Now, the Forex Black Book turned red over the past several days because of the bearish movement we saw. The bounce off the monthly trend line. The fall that we see. It turned red. The question is: is it going to stay red or, over time, as we start to see a return of the uptrend, will it turn back to green as we see over here on the left-hand side of the chart? And I think that’s a possibility as we see it breaking through the orange zone, potentially even challenging back up here towards the red trend line.

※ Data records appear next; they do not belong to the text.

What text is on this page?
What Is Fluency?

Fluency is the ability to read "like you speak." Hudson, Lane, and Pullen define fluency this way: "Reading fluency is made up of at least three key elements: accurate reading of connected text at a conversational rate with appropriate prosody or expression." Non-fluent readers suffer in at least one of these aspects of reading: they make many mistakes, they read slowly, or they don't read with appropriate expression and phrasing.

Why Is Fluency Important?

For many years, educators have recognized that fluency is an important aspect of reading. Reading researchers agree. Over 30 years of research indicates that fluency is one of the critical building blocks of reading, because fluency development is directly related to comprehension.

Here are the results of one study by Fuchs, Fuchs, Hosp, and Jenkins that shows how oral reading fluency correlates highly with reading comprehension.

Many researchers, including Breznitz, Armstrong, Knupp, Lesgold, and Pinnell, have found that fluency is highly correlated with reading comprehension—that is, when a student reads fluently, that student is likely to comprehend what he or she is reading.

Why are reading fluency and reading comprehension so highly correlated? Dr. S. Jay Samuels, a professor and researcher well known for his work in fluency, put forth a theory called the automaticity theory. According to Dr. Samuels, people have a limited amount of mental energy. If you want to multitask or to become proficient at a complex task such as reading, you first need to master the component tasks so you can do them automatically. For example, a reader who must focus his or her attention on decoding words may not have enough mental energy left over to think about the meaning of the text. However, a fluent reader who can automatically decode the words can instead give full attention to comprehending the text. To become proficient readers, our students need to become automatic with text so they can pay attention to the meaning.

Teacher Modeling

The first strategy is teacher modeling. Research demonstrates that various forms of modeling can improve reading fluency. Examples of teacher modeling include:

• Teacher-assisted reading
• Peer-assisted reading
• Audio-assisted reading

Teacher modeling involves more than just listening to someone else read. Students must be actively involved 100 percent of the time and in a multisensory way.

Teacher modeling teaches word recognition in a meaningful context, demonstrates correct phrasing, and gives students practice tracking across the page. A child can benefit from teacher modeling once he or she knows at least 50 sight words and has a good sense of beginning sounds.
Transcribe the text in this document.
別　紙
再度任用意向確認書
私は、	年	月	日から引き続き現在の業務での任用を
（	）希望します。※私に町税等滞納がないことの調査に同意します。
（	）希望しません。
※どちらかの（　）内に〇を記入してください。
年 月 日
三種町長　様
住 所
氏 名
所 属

If I was going to sell it, of course the higher it gets, the better the selling opportunities become. So, my preference to selling would be all the way back up there towards the red box and towards the blue trend line. If I was looking to sell it, that would be a better opportunity, or simply a break underneath the current support zone, which is the orange-shaded area. More likely on an intraday basis, I’m looking for buys on top of that orange zone. So, let’s take it back down here. You could see the resistance high here. You could see the resistance here. You could see resistance. So, as long as we’re above resistance, 107.30, I think we’re looking for intraday buying opportunities, at least targeting back to the green-shaded area, where we see historical congestion.
So, let’s put this arrow here and let’s put one more arrow all the way down here in the blue zone because I think that’s our next support if we break through the orange-shaded area. If we get through the green-shaded area that we see there, and let me pull this over a little bit further. This is the bottom of our red box here. That blue-shaded area at the top of the chart. That becomes our next resistance target. So, buyers, you’re interested in this. 107, 107.30, the top of the orange zone, the top of the yellow box. That becomes your buying opportunity.
If you’re a seller in the market, you’re potentially looking into the green zone. That’s 107.70 to 108.00, or up into the 108.40s, 108.50s, and 108.60s, the blue-shaded area. Right now we’re right around 107.55 or so. So, either way you look at it, whether you’re buying or selling, I think we need to see some momentum out of this, dipping back to the orange zone or rallying back to the green zone before we take a new trading opportunity today for the USDJPY.